Ein neuer antisemitischer Vorfall hat Berlin erneut erschüttert: Am Freitagnachmittag wurden laut Polizeiangaben unbekannte Personen in einer Berliner U-Bahn-Linie gegenüber einem jungen Mann mit Kippa beleidigend. Der Vorfall ereignete sich während der Hauptverkehrszeit, blieb aber zunächst ohne körperliche Gewalt. Dennoch sorgt er für Empörung – es ist der dritte öffentlich gewordene antisemitische Zwischenfall in der deutschen Hauptstadt innerhalb weniger Wochen.
Bundesfamilienministerin Prien, die jüdische Wurzeln hat, warnte vor einer gefährlichen Zunahme von antisemitischen Einstellungen, insbesondere unter jungen Menschen. „Die gleichen Mythen, die bis 1933 verbreitet waren, tauchen heute wieder auf“, sagte sie in einer aktuellen Stellungnahme. Sie machte auch die Propaganda der Hamas für die Radikalisierung in Teilen der deutschen Gesellschaft verantwortlich und mahnte eine stärkere Bildungsarbeit an.

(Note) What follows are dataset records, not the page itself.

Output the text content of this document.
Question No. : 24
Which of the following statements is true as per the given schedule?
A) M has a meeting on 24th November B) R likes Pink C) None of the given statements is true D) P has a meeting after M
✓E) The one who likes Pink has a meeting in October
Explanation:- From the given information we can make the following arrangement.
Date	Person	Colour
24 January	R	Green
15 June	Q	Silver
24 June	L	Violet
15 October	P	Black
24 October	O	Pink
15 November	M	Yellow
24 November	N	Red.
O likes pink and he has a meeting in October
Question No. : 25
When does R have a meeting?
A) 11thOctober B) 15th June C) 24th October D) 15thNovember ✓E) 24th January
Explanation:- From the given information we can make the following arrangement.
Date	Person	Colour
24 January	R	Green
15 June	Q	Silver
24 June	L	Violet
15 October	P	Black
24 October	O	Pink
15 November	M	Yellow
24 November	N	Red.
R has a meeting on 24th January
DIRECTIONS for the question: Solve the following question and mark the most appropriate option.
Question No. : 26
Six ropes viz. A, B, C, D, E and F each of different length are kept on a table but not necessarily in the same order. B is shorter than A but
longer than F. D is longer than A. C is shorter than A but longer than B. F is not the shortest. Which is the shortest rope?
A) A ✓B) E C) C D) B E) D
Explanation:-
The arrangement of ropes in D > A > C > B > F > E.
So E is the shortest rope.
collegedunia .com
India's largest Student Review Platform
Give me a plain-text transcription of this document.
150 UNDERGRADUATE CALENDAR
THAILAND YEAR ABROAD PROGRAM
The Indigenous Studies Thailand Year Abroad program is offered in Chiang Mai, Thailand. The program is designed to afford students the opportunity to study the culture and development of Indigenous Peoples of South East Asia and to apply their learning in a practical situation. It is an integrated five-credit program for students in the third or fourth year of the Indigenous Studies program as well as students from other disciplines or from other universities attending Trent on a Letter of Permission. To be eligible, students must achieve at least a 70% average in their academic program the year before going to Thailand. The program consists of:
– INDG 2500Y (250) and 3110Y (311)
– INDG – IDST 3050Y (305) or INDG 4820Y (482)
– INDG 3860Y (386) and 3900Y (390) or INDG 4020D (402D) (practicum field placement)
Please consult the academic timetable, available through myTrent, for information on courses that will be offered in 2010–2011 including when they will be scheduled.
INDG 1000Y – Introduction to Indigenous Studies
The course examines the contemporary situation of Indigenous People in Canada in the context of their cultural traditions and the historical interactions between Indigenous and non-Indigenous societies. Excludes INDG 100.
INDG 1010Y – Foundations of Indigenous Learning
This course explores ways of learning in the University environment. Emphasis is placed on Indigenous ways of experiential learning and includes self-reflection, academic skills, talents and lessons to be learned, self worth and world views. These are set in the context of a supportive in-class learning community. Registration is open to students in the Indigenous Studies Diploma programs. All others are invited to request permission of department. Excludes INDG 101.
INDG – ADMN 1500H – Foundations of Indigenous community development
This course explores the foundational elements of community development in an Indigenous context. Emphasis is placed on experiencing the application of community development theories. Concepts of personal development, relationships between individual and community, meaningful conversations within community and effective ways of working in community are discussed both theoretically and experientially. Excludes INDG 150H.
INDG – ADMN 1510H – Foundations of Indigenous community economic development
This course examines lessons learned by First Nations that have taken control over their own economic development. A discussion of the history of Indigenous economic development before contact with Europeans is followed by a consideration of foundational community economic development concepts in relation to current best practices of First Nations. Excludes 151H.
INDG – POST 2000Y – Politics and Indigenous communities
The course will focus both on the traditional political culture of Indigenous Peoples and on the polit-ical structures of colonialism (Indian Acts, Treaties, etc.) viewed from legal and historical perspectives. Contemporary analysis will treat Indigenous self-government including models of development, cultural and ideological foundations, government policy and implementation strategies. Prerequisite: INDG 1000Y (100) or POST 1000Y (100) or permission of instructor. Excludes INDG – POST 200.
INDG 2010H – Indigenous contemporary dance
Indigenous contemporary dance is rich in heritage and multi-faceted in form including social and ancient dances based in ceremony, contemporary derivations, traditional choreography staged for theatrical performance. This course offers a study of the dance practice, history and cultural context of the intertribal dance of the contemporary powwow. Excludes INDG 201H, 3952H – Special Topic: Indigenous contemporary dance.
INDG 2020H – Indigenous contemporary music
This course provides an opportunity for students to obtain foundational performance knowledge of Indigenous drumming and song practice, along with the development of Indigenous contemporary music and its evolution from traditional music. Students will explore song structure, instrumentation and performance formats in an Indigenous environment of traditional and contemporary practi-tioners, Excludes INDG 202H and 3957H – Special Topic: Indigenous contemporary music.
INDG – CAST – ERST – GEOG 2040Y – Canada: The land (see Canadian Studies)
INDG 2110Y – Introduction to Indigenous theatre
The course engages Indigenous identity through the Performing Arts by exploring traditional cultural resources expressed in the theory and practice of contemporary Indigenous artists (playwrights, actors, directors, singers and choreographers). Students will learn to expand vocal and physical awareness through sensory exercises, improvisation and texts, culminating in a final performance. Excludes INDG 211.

Der Vorfall in der U-Bahn unterstreicht die wachsende Sorge vieler jüdischer Bürger in Berlin. Obwohl die Stadt als sicherer Ort für jüdisches Leben gilt, berichten Gemeinden von zunehmendem Unbehagen. Die Polizei hat die Ermittlungen aufgenommen, doch Zeugenaussagen bleiben rar. Die Stadtgesellschaft steht vor der Herausforderung, nicht nur Straftaten zu verfolgen, sondern auch die tiefgreifenden Strukturen von Hass und Diskriminierung anzugehen.